Some of the issues as I see it are as follows:

1. Serious professional training, at least 24 hours, and over 120 hours certified with a parent before being licensed. Followed by a test a year later that would force the new driver to commit to habit what they have learned to pass just for a test. Driving a whole year on their own is different from what they did up to the test. A test a year later would make it more difficult for the novice driver to slip into bad habits on their own.

2. Serious enforcement of GDL (Graduated Driving License) laws holding parents accountable for their teens misconduct. With actions that remove inadequate and risky driving behavior off the road right away, not when it is too late.

3. Professional training does not effect teens only, but any new driver. Just because teens have no voice politically, does not mean that older drivers who do, should be exempt from professional training.

4. Seniors should be allowed to drive for as long as they are able to, and age should not be the sole criteria that determinates a driver's future, They should all be retested periodically in order to meet a real standard, rather than be allowed to drive under the assumption that they are safe and good drivers. Older drivers are often the victims of other drivers, because they are not able to safely cope with their changing health and skill set as time passes, in relation to their driving. Training and sharpening of their driving skills later in life (post 65) can keep them independent, mobile and safe in most cases for many more enjoyable years of driving, and a life of independence.

There are many other issues I would like to touch on in the months and years ahead, to change the way we drive and think about our driving privilege. There is much to do, and we can reduce and minimize the tragedies that hit so many families in this country every year.
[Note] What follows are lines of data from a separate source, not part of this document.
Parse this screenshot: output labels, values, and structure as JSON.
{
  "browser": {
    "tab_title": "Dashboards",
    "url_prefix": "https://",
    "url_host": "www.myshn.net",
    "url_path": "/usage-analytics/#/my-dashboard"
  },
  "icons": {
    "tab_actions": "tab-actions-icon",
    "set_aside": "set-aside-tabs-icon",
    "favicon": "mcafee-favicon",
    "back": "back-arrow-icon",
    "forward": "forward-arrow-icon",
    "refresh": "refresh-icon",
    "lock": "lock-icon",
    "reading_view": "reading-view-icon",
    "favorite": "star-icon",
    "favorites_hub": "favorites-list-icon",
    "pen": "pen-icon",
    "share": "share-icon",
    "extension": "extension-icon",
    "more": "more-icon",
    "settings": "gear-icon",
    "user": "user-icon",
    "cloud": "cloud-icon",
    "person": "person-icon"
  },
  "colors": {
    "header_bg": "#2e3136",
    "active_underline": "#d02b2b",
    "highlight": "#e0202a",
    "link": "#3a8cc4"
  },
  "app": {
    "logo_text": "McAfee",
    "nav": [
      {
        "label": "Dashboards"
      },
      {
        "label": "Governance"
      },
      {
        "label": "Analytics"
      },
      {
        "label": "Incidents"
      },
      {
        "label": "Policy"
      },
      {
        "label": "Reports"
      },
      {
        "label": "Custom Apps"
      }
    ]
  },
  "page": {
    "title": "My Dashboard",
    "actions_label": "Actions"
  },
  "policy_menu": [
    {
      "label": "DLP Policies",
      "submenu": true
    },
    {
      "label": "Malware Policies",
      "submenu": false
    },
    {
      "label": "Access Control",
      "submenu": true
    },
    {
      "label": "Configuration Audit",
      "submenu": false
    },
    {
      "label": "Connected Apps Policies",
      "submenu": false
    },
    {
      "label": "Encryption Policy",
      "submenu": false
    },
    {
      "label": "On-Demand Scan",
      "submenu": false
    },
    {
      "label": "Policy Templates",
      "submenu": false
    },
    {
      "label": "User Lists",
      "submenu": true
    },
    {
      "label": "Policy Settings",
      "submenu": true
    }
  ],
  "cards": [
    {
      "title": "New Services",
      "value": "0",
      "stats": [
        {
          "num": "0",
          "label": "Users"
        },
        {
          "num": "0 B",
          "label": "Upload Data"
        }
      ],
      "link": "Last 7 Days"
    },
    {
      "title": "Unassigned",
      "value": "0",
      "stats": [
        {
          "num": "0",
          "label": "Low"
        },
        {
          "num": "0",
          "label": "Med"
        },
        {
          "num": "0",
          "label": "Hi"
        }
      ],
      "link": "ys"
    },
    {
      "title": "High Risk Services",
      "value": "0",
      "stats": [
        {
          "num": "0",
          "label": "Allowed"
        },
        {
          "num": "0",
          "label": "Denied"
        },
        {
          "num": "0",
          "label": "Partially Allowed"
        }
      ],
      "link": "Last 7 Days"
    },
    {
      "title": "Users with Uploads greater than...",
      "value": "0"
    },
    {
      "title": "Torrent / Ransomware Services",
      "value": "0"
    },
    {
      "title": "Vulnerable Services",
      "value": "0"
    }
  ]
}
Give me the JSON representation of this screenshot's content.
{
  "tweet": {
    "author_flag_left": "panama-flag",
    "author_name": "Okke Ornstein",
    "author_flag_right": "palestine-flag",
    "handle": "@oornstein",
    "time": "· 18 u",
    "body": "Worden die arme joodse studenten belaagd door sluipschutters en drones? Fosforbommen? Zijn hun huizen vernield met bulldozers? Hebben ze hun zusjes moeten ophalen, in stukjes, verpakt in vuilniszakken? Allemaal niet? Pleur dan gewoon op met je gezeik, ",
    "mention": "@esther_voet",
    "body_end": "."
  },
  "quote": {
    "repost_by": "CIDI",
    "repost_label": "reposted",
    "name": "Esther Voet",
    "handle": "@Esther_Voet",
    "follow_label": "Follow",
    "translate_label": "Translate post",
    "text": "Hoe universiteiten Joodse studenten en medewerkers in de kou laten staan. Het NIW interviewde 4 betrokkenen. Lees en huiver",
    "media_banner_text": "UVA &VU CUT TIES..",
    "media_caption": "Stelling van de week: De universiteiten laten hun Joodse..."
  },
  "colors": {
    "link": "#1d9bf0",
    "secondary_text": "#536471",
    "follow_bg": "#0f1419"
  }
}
However in order to turn the tide we have to get all mobilized together to bring forth the changes, and those changes will save the lives. It is my hope that I can martial up an awareness in the public and corporate America to bring a much needed change for the better to our roads. The greatest problem is the quality of the driver, not the road, or the cars, or the politicians who make the laws, it is all of us, and we need to recognize that the time has come for change. In closing, please drive safely, and have a safe and Happy Holiday season.